I’m an author and freelance writer who has been painting longer than I’ve been writing.  I decided, two decades ago, to focus primarily on visual art and begin exploring the nature of painting, by both doing it professionally and writing about it. Previously, I was the author of  non-fiction, The Force (Random House), and a novel,  The Cost of Living (Viking), and numerous articles for national magazines. My award-winning paintings have been exhibited at museums, galleries and universities in the United States and Europe. Manifest Gallery has published two of my essays on art.

During my career, I have taken instruction in painting from other artists at various institutions including Munson Williams Proctor and Memorial Art Gallery, but refrained from getting a degree in art because, in my teens and twenties I felt alienated, at that time, by much of what was happening in the world of art. In the 80s, I discovered a renewed embrace of representational painting and gained a new vision of how art history has opened out into unlimited possibilities for work in any genre or mode. I began to exhibit and sell work professionally over the past two decades.

Painting is a way of bringing myself back to my own nature again and again, in unpredictable ways. It wakes me up to the wholeness of life in a way that silences my analytical, conceptual mind. At its best, it is a direct seeing into the nature of things, reconnecting me with the mystery of being. When a painting works, it breathes with its own life in a way that has nothing to do with “significance” or “meaning” or its role as a symbolic act. Life itself isn’t a symbol, it doesn’t “mean” something, and the greatest paintings embody the inexpressible wholeness of life. A painting is either alive, or it isn’t, and this mysterious quality of life is something the critical mind can’t pin down or dissect or explain.

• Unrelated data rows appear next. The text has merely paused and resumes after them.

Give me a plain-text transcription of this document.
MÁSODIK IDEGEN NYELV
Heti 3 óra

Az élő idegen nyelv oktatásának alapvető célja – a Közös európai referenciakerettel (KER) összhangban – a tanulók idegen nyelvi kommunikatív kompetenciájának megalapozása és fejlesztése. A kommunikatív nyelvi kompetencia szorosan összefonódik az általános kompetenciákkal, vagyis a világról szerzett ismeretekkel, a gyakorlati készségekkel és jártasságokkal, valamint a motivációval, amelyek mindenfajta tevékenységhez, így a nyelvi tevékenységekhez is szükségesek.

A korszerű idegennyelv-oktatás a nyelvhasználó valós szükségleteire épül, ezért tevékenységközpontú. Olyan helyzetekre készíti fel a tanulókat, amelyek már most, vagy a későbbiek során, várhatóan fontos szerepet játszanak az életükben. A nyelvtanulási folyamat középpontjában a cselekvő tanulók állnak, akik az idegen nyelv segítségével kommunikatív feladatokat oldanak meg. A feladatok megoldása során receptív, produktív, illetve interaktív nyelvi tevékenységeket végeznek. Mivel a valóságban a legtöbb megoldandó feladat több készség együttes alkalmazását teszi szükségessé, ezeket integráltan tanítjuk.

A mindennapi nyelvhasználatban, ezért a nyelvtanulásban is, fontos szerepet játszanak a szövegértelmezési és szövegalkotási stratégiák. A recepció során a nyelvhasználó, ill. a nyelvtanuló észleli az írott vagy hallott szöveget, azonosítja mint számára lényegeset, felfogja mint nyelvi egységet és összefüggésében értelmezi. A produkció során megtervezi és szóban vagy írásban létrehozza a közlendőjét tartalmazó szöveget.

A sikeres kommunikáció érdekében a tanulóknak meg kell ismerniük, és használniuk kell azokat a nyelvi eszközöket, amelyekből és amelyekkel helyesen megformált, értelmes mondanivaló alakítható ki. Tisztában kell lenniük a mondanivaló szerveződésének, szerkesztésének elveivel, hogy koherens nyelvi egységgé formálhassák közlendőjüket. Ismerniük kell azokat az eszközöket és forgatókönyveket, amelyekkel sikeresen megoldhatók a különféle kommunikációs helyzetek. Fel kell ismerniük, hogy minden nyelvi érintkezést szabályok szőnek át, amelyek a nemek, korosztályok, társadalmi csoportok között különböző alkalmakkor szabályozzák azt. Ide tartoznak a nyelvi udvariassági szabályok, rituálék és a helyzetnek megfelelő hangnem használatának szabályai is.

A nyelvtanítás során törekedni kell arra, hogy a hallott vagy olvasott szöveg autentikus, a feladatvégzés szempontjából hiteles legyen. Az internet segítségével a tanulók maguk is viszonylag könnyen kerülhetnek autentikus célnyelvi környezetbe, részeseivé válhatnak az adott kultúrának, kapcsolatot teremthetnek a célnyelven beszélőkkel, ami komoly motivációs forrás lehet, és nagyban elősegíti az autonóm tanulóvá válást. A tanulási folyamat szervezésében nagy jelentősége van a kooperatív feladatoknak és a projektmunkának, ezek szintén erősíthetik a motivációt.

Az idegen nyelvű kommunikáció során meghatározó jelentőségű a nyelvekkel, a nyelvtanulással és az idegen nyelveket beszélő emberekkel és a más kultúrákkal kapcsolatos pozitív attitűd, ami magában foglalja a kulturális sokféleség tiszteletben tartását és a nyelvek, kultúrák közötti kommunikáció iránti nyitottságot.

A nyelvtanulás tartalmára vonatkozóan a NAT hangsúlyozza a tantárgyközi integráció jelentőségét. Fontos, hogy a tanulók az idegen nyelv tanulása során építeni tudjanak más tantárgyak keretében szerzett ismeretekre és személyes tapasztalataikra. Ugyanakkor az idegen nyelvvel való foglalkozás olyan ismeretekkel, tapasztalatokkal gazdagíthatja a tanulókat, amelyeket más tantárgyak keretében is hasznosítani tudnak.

In my latest  series of salt water taffy paintings, I explore variations of color, shape, line and lighting within a tight, repetitive format: two pieces of taffy on a reflective surface as an armature for color and light. When I finish a painting, it evokes seasons, places, moods, and deeper relationships, even spiritual struggles—but this resonance isn’t planned. With representational painting, I’m exploring a broad range of expressive possibilities by rigorously restricting my format, influenced by abstractionists such as Rothko, Noland, Agnes Martin, and Stella. I’m discovering an individual world of perception and feeling in each painting, by virtue of the restricted uniformity of the format. The subject matter aligns loosely with Pop, while the execution is traditional and painterly, and yet Color Field has been my inspiration. My aim is to make color and form my central concern, painting objects that carry no preconceived significance. My only concern is to make the image work as a sort of visual music.